CADD based designing and biological evaluation of novel triazole based thiazolidinedione coumarin hybrids as antidiabetic agent

A series of 5-(substituted benzylidene) thiazolidine-2,4-dione and coumarin hybrids (I-1 to I-16) were designed and synthesized to explore key structural requirements for effective α-glucosidase inhibitors. Molecular docking studies were conducted to investigate their interactions with various targets, including DPP-4, α-glucosidase, α-amylase, and PPAR-γ. The docking scores and binding energies indicated that Compound I-1 emerged as the optimal scaffold for drug design, excluding α-amylase. Compound I-1 was synthesized based on the insights gained from molecular docking and simulations, which helped predict interactions and identify critical structural features. Pharmacokinetic properties were evaluated through drug-likeness and ADMET studies. Additionally, density functional theory (DFT) analyses were performed to assess the stability and reactivity of potential diabetes mellitus drug candidates.
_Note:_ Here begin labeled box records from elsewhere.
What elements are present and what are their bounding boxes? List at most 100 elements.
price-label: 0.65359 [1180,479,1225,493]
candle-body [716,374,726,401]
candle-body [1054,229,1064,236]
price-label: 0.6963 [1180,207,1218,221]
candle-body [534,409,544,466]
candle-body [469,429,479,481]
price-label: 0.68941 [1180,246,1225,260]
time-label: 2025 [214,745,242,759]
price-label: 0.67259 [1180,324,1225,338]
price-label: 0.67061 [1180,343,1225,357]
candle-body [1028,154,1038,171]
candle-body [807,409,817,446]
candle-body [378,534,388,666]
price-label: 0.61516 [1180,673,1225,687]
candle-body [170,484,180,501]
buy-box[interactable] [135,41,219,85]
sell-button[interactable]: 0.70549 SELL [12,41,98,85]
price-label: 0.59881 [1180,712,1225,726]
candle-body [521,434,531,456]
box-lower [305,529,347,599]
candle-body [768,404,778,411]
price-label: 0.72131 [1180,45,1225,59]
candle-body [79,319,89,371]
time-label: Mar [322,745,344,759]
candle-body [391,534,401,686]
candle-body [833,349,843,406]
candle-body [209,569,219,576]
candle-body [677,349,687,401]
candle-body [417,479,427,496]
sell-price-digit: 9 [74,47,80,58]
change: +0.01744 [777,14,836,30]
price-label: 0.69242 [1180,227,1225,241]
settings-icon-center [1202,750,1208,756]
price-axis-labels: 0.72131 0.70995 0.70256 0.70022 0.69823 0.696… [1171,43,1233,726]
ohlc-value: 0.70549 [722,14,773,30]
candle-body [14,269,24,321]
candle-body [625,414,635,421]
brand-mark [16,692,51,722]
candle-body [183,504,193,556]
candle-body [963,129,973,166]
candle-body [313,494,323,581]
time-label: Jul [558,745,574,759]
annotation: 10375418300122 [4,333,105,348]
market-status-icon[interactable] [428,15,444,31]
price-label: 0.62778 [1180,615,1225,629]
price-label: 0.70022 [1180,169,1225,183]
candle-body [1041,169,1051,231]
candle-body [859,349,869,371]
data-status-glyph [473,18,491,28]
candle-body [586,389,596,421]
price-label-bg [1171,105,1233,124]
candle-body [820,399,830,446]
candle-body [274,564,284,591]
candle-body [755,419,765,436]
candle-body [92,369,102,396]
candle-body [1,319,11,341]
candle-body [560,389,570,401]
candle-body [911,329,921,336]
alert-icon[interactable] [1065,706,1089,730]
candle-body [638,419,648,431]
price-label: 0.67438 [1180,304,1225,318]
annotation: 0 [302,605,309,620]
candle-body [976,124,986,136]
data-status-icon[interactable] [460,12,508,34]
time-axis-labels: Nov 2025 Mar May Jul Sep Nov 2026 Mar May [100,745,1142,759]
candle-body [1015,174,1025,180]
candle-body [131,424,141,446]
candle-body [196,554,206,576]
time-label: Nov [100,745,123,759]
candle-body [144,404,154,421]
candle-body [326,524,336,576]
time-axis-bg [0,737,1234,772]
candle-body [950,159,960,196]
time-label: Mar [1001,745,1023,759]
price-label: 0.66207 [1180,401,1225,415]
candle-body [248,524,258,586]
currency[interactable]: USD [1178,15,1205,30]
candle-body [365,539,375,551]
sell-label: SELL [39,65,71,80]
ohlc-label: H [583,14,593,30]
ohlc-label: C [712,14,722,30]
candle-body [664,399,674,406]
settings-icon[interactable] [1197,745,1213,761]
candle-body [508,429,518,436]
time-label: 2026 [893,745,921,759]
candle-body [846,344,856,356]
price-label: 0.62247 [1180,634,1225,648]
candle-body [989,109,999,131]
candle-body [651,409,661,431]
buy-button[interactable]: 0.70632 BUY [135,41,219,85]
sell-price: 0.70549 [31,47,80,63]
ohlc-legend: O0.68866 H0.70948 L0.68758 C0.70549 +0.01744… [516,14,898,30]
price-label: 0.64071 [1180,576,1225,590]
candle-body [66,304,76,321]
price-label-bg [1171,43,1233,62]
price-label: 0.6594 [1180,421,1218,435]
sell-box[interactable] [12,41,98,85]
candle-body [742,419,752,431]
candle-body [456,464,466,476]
Dynamic simulation studies further elucidated the stability and interaction dynamics of the top-ranked compound I-1. In vitro evaluation against the α-glucosidase Enzyme yielded an IC₅₀ value of 1.49 µg/ml. In vivo studies demonstrated that Compound I-1 significantly reduced blood glucose levels, with values of 94.15 mg/dL and 74.60 mg/dL at doses of 10 mg/kg and 20 mg/kg, respectively. Furthermore, Compound I-1, like Acarbose, resulted in significant reductions in ALT, AST, ALP, urea, LDH, and creatinine levels, suggesting improved liver and kidney function.

DFT investigation; DPP-4; Molecular docking; Molecular dynamics simulation; PPAR-γ; α-amylase; α-glucosidase.